GitOps Everything with ArgoCD
This post covers the migration from Flux CD to ArgoCD, the Pulumi detour that didn’t work out, and building an App-of-Apps Helm chart to manage all cluster workloads via GitOps.
The Pulumi Detour
The original plan called for Pulumi to handle infrastructure-as-code. It seemed like a natural fit — write real TypeScript, get state management, handle both machine and workload layers from one tool. The problem became clear within a few hours of research: no Pulumi provider exists for Sidero Omni.
The @pulumiverse/talos provider does exist, but it talks directly to the Talos API to manage machine configs. Omni already owns that layer. Running both would create a fight over machine configuration — Pulumi pushes a config, Omni detects drift and pushes its own, repeat forever.
The takeaway was that Omni and Pulumi occupy the same layer. Since Omni was already running and managing all seven nodes, Pulumi had no role to play. The scaffolding in infrastructure/pulumi/ was deleted, the design doc marked deprecated, and the search for a workload-layer tool continued.
Why ArgoCD Over Flux?
Flux CD was actually deployed first. It worked for about a day before breaking with a kustomization path not found error that proved stubborn to debug. But the real issues were architectural:
- Flux has no UI. Debugging sync failures means reading
kubectloutput and parsing YAML status conditions. ArgoCD ships a web dashboard that shows the full resource tree, sync status, and diff for every application. - Multi-source support. ArgoCD’s multi-source Applications let you pull a Helm chart from an upstream registry and overlay values from your own Git repo — in a single Application CR. Flux requires separate
HelmRepository,HelmRelease, andKustomizationresources to accomplish the same thing. - App-of-Apps. ArgoCD has a first-class pattern for bootstrapping an entire cluster from a single Helm chart that renders child Application CRs. One
kubectl applyand every workload is declared and tracked. - Adoption without downtime. ArgoCD can take ownership of existing Kubernetes resources by matching them through annotation-based tracking. Cilium and Longhorn were already running; ArgoCD adopted them in place.

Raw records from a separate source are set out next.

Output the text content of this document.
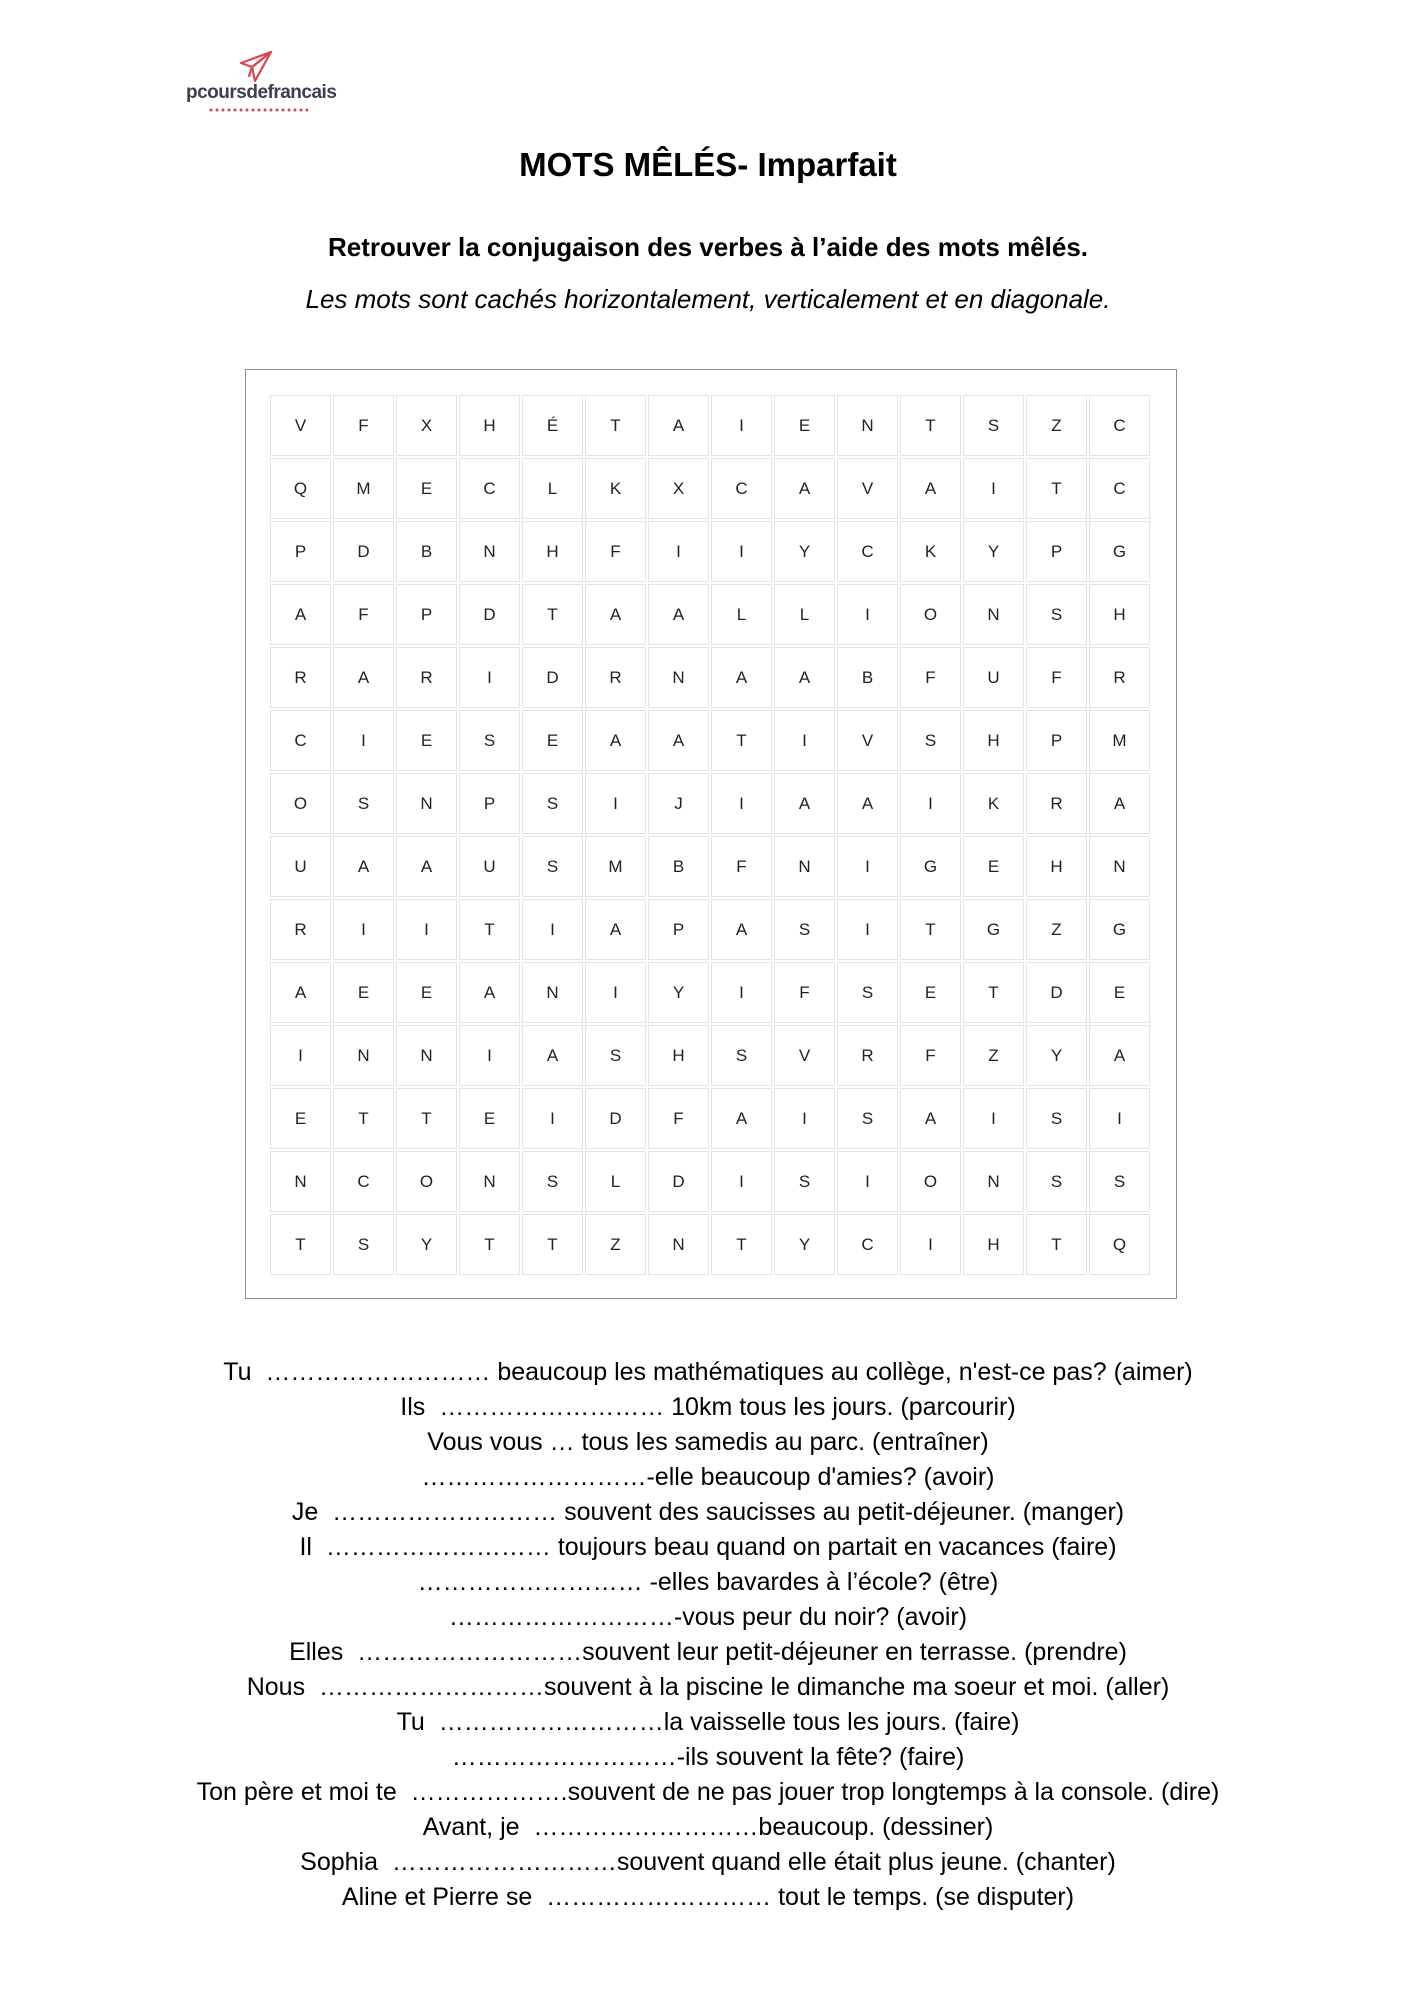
pcoursdefrancais
MOTS MÊLÉS- Imparfait
Retrouver la conjugaison des verbes à l’aide des mots mêlés.
Les mots sont cachés horizontalement, verticalement et en diagonale.
V	F	X	H	É	T	A	I	E	N	T	S	Z	C
Q	M	E	C	L	K	X	C	A	V	A	I	T	C
P	D	B	N	H	F	I	I	Y	C	K	Y	P	G
A	F	P	D	T	A	A	L	L	I	O	N	S	H
R	A	R	I	D	R	N	A	A	B	F	U	F	R
C	I	E	S	E	A	A	T	I	V	S	H	P	M
O	S	N	P	S	I	J	I	A	A	I	K	R	A
U	A	A	U	S	M	B	F	N	I	G	E	H	N
R	I	I	T	I	A	P	A	S	I	T	G	Z	G
A	E	E	A	N	I	Y	I	F	S	E	T	D	E
I	N	N	I	A	S	H	S	V	R	F	Z	Y	A
E	T	T	E	I	D	F	A	I	S	A	I	S	I
N	C	O	N	S	L	D	I	S	I	O	N	S	S
T	S	Y	T	T	Z	N	T	Y	C	I	H	T	Q
Tu  ……………………… beaucoup les mathématiques au collège, n'est-ce pas? (aimer)
Ils  ……………………… 10km tous les jours. (parcourir)
Vous vous … tous les samedis au parc. (entraîner)
………………………-elle beaucoup d'amies? (avoir)
Je  ……………………… souvent des saucisses au petit-déjeuner. (manger)
Il  ……………………… toujours beau quand on partait en vacances (faire)
……………………… -elles bavardes à l’école? (être)
………………………-vous peur du noir? (avoir)
Elles  ………………………souvent leur petit-déjeuner en terrasse. (prendre)
Nous  ………………………souvent à la piscine le dimanche ma soeur et moi. (aller)
Tu  ………………………la vaisselle tous les jours. (faire)
………………………-ils souvent la fête? (faire)
Ton père et moi te  ……………….souvent de ne pas jouer trop longtemps à la console. (dire)
Avant, je  ………………………beaucoup. (dessiner)
Sophia  ………………………souvent quand elle était plus jeune. (chanter)
Aline et Pierre se  ……………………… tout le temps. (se disputer)
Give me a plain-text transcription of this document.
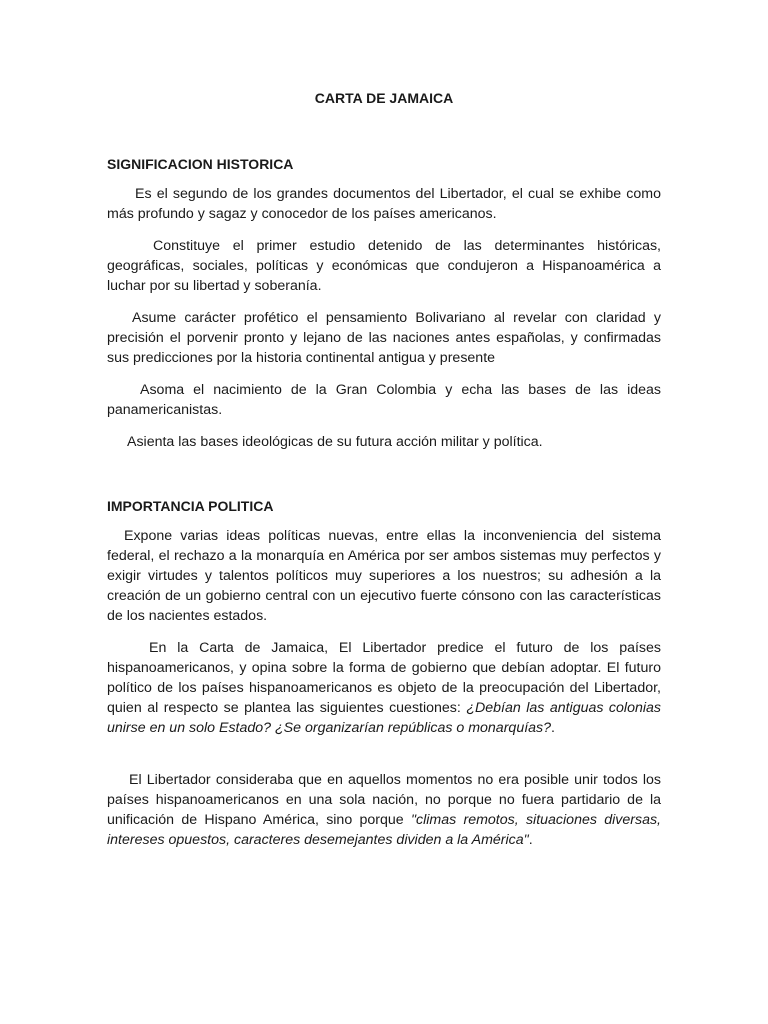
CARTA DE JAMAICA
SIGNIFICACION HISTORICA

Es el segundo de los grandes documentos del Libertador, el cual se exhibe como más profundo y sagaz y conocedor de los países americanos.

Constituye el primer estudio detenido de las determinantes históricas, geográficas, sociales, políticas y económicas que condujeron a Hispanoamérica a luchar por su libertad y soberanía.

Asume carácter profético el pensamiento Bolivariano al revelar con claridad y precisión el porvenir pronto y lejano de las naciones antes españolas, y confirmadas sus predicciones por la historia continental antigua y presente

Asoma el nacimiento de la Gran Colombia y echa las bases de las ideas panamericanistas.

Asienta las bases ideológicas de su futura acción militar y política.

IMPORTANCIA POLITICA

Expone varias ideas políticas nuevas, entre ellas la inconveniencia del sistema federal, el rechazo a la monarquía en América por ser ambos sistemas muy perfectos y exigir virtudes y talentos políticos muy superiores a los nuestros; su adhesión a la creación de un gobierno central con un ejecutivo fuerte cónsono con las características de los nacientes estados.

En la Carta de Jamaica, El Libertador predice el futuro de los países hispanoamericanos, y opina sobre la forma de gobierno que debían adoptar. El futuro político de los países hispanoamericanos es objeto de la preocupación del Libertador, quien al respecto se plantea las siguientes cuestiones: ¿Debían las antiguas colonias unirse en un solo Estado? ¿Se organizarían repúblicas o monarquías?.

El Libertador consideraba que en aquellos momentos no era posible unir todos los países hispanoamericanos en una sola nación, no porque no fuera partidario de la unificación de Hispano América, sino porque "climas remotos, situaciones diversas, intereses opuestos, caracteres desemejantes dividen a la América".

Flux was uninstalled (flux uninstall), its namespace deleted, and its CRDs cleaned up. None of this touched the running Cilium or Longhorn pods — those are standalone Helm releases that continued operating independently.
Removing Flux CD
The cleanup was straightforward but required care. Flux installs CRDs that can have finalizers, and deleting the namespace before cleaning up custom resources can leave things stuck.
# Uninstall Flux (removes controllers + namespace)
flux uninstall --silent
# Verify namespace is gone
kubectl get ns flux-system
# Expected: NotFound
# Remove any leftover CRDs
kubectl get crds | grep fluxcd | awk '{print $1}' | xargs kubectl delete crdThe important thing: Flux never managed Cilium or Longhorn directly (its Kustomization was broken), so removing it had zero impact on running workloads. They kept running as plain Helm releases with no controller watching them — exactly the state ArgoCD would adopt from.
App-of-Apps Pattern
The core idea is simple: a single Helm chart whose only job is to render ArgoCD Application custom resources. You install one “root” Application that points to this chart, and ArgoCD renders the templates, discovers the child Applications, and syncs them all.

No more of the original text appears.